I've prepared this dish on the stovetop and in the microwave...either way, it's a down-home dinner that my husband can't resist. The blend of bacon and cheese is unbeatable.
- 14 bacon strips, diced
- 1 can (15 ounces) tomato sauce
- 1 can (6 ounces) tomato paste
- 3 tablespoons minced fresh parsley, divided
- 1/2 teaspoon sugar
- 1/4 teaspoon garlic powder
- 1/8 teaspoon pepper
- 2 cups elbow macaroni, cooked and drained
- 1/4 cup grated Parmesan cheese
- In a large skillet, cook bacon; drain. Reserve 1 tablespoon drippings in skillet. Add the tomato sauce, tomato paste, 2 tablespoons parsley, sugar, garlic powder and pepper to drippings; cover and simmer for 8-10 minutes. Stir in macaroni; heat through, stirring occasionally. Combine cheese and remaining parsley; sprinkle over casserole.
- Microwave Directions: In a 2-qt. microwave-safe baking dish, heat bacon on high for 2-1/2 minutes; discard fat.
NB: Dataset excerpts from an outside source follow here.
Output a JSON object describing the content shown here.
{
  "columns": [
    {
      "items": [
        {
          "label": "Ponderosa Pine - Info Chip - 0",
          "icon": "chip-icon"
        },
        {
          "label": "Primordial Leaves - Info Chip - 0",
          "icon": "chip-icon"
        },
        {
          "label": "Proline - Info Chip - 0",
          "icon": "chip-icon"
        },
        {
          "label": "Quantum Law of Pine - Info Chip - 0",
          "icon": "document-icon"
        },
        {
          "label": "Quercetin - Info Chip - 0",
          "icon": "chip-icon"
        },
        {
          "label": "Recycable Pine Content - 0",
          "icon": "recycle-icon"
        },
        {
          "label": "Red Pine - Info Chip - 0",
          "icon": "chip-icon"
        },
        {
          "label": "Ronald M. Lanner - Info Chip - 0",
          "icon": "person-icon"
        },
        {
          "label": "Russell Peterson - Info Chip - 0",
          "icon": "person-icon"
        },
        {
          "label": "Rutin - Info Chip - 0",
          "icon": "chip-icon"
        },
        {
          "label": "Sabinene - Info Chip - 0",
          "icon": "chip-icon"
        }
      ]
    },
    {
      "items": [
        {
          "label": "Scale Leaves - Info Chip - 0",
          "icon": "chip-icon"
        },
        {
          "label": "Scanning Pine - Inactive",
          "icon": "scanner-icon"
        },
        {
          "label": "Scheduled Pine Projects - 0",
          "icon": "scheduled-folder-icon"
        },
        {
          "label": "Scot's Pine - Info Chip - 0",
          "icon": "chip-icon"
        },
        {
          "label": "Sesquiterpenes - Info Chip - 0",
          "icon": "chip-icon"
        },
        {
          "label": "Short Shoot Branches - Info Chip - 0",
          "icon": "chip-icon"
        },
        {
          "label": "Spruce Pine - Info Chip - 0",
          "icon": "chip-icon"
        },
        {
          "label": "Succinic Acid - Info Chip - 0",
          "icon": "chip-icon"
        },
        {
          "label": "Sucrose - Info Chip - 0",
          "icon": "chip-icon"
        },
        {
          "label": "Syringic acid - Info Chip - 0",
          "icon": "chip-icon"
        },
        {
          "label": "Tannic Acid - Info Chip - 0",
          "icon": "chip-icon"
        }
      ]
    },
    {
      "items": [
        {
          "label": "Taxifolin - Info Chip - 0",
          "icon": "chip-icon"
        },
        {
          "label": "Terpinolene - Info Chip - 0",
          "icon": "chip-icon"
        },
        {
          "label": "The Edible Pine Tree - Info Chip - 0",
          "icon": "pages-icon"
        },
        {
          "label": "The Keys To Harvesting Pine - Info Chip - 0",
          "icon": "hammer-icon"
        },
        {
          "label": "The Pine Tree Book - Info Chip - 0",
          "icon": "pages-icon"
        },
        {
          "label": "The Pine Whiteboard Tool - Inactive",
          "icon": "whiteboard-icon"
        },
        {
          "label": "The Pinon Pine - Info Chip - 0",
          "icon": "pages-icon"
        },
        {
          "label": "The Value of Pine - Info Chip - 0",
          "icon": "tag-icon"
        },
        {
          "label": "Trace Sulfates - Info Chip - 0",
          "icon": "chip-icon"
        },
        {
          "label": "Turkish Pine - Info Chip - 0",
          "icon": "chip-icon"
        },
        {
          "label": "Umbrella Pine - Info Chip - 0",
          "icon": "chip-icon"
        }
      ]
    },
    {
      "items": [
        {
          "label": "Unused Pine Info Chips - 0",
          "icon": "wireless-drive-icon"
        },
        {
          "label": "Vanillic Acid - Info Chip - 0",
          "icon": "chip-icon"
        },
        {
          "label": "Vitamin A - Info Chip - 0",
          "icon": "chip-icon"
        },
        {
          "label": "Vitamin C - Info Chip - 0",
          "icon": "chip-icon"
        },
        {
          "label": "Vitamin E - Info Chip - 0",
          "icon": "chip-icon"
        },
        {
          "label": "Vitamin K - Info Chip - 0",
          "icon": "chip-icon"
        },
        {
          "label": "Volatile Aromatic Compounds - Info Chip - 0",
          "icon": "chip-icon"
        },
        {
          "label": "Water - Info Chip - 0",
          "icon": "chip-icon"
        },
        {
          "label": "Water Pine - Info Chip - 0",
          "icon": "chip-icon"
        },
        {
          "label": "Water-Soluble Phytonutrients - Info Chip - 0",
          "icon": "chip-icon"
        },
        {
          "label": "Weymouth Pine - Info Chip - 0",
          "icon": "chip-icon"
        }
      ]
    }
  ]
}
Microwave on high 2-3 minutes more or until bacon is crisp. Reserve 1 tablespoon drippings; stir in the tomato sauce, tomato paste, 2 tablespoons parsley, sugar, garlic powder and pepper.
- Cover and cook on high for 2-3 minutes, stirring occasionally. Stir in macaroni; cover and cook on high for 1-2 minutes or until heated through. Combine cheese and remaining parsley; sprinkle over casserole. Yield: 8 servings.